Daughter revisits her father’s memorial site

Suzie Jenkins, daughter of Capt. James Kindel, came to Arnold Tuesday to visit the memorial to her dad.

Suzie Jenkins, daughter of Capt. James Kindel, came to Arnold Tuesday to visit the memorial to her dad.

Arnold Air Force Base, Tenn -- Suzie was only four years old. But, she still remembers that cold December day in 1965 when the men in uniform came to her Tullahoma home with the terrible news.
Her father, Capt. James Kindel, was killed by enemy ground fire while flying an unarmed observation plane on a reconnaissance mission in Vietnam.
"I remember very little about my father," Suzie Jenkins explained. "But, I remember the day the people came to tell my mom. I remember her reaction. I remember her running out of the room crying."

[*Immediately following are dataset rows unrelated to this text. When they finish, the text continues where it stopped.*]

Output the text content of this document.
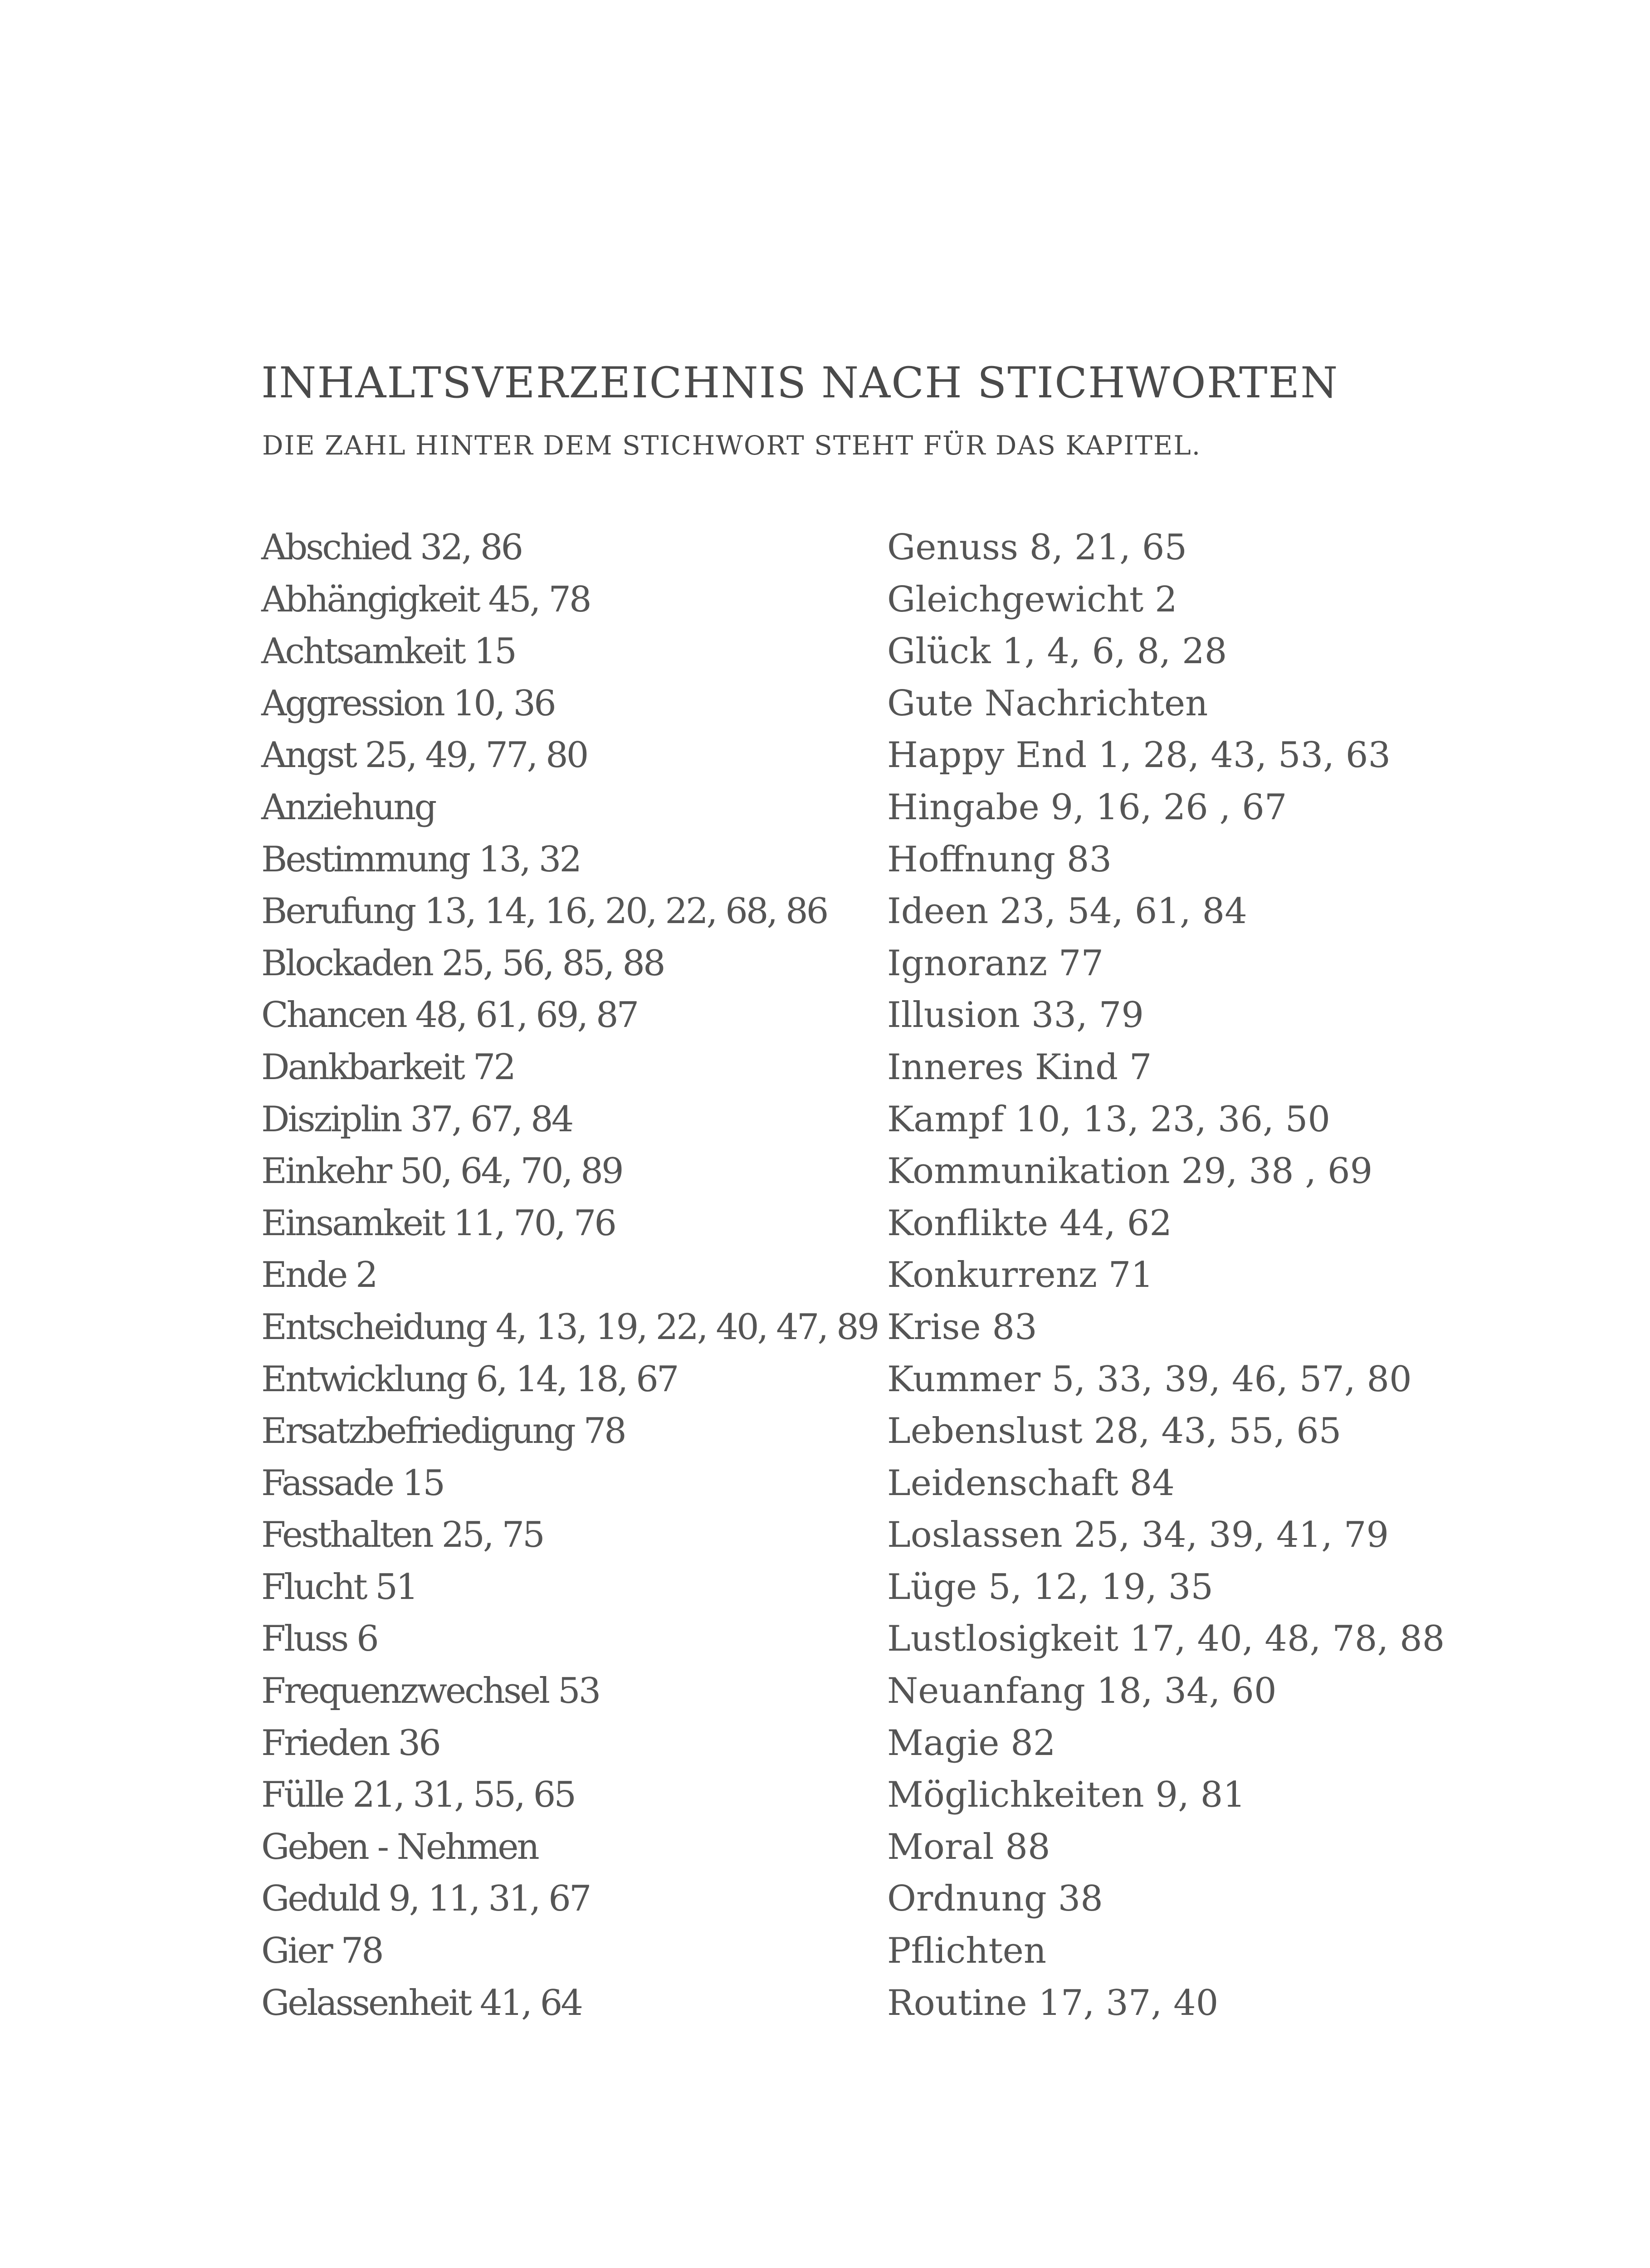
INHALTSVERZEICHNIS NACH STICHWORTEN
DIE ZAHL HINTER DEM STICHWORT STEHT FÜR DAS KAPITEL.
Abschied 32, 86
Abhängigkeit 45, 78
Achtsamkeit 15
Aggression 10, 36
Angst 25, 49, 77, 80
Anziehung
Bestimmung 13, 32
Berufung 13, 14, 16, 20, 22, 68, 86
Blockaden 25, 56, 85, 88
Chancen 48, 61, 69, 87
Dankbarkeit 72
Disziplin 37, 67, 84
Einkehr 50, 64, 70, 89
Einsamkeit 11, 70, 76
Ende 2
Entscheidung 4, 13, 19, 22, 40, 47, 89
Entwicklung 6, 14, 18, 67
Ersatzbefriedigung 78
Fassade 15
Festhalten 25, 75
Flucht 51
Fluss 6
Frequenzwechsel 53
Frieden 36
Fülle 21, 31, 55, 65
Geben - Nehmen
Geduld 9, 11, 31, 67
Gier 78
Gelassenheit 41, 64
Genuss 8, 21, 65
Gleichgewicht 2
Glück 1, 4, 6, 8, 28
Gute Nachrichten
Happy End 1, 28, 43, 53, 63
Hingabe 9, 16, 26 , 67
Hoffnung 83
Ideen 23, 54, 61, 84
Ignoranz 77
Illusion 33, 79
Inneres Kind 7
Kampf 10, 13, 23, 36, 50
Kommunikation 29, 38 , 69
Konflikte 44, 62
Konkurrenz 71
Krise 83
Kummer 5, 33, 39, 46, 57, 80
Lebenslust 28, 43, 55, 65
Leidenschaft 84
Loslassen 25, 34, 39, 41, 79
Lüge 5, 12, 19, 35
Lustlosigkeit 17, 40, 48, 78, 88
Neuanfang 18, 34, 60
Magie 82
Möglichkeiten 9, 81
Moral 88
Ordnung 38
Pflichten
Routine 17, 37, 40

Before leaving Arnold AFB for Vietnam, Captain Kindel was a mechanical engineer in the Development Division of DCS/Plans and Technology.

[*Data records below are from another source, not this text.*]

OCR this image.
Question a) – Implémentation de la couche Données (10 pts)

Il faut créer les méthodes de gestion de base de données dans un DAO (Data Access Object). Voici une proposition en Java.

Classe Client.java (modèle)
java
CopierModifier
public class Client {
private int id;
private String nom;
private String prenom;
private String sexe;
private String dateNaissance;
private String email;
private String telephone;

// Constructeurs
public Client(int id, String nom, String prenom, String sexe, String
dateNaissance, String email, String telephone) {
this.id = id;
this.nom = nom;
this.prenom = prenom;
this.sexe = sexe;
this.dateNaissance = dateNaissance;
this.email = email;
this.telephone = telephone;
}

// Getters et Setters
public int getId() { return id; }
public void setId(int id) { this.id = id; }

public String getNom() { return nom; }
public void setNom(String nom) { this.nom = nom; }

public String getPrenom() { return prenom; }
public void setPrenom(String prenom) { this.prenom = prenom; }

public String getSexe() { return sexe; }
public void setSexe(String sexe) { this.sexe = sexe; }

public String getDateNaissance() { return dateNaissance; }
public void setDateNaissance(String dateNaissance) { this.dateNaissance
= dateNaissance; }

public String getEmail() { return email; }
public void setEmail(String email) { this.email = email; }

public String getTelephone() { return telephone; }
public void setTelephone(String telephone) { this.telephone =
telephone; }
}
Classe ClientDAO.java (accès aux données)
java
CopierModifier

A few months after he was killed, then-AEDC commander Brig. Gen. Lee Gossick, presented seven medals in the captain's honor to his widow, Fran Kindel - the Distinguished Flying Cross, four Air Medals and the Purple Heart. General Gossick also dedicated a memorial in front of what is now the A&E Building and also named the street in front of the headquarters, Kindel Drive, after the captain.
Suzie, her two brothers, Stephen and Dennis, were also at the ceremony.
Tuesday, Suzie came from College Station, Texas, to Arnold to pay respects to her father. Although she has made the trip several times since his death, she said it had been nearly 10 years since she was here.
"I have very few memories of my father," she tried to recall. "And I'm not sure if they're actually memories or if people just told me stories so many times that I think I remember them."
That's one of the main reasons she keeps coming back to visit the memorial.
"I do it because I don't have anything really left of my dad," she said. "I have a few little things like the book the Air Force gave my mom when he died. Coming here is just me honoring my dad - because he's looking and he knows that I haven't forgotten.
"They're up there," she said. "They are angels and I have no doubt.
"I was so blessed. My mom remarried another Air Force man and he always taught us about the war [Vietnam] and the sacrifice my father made - the sacrifices military members make. I see all the military as a hero."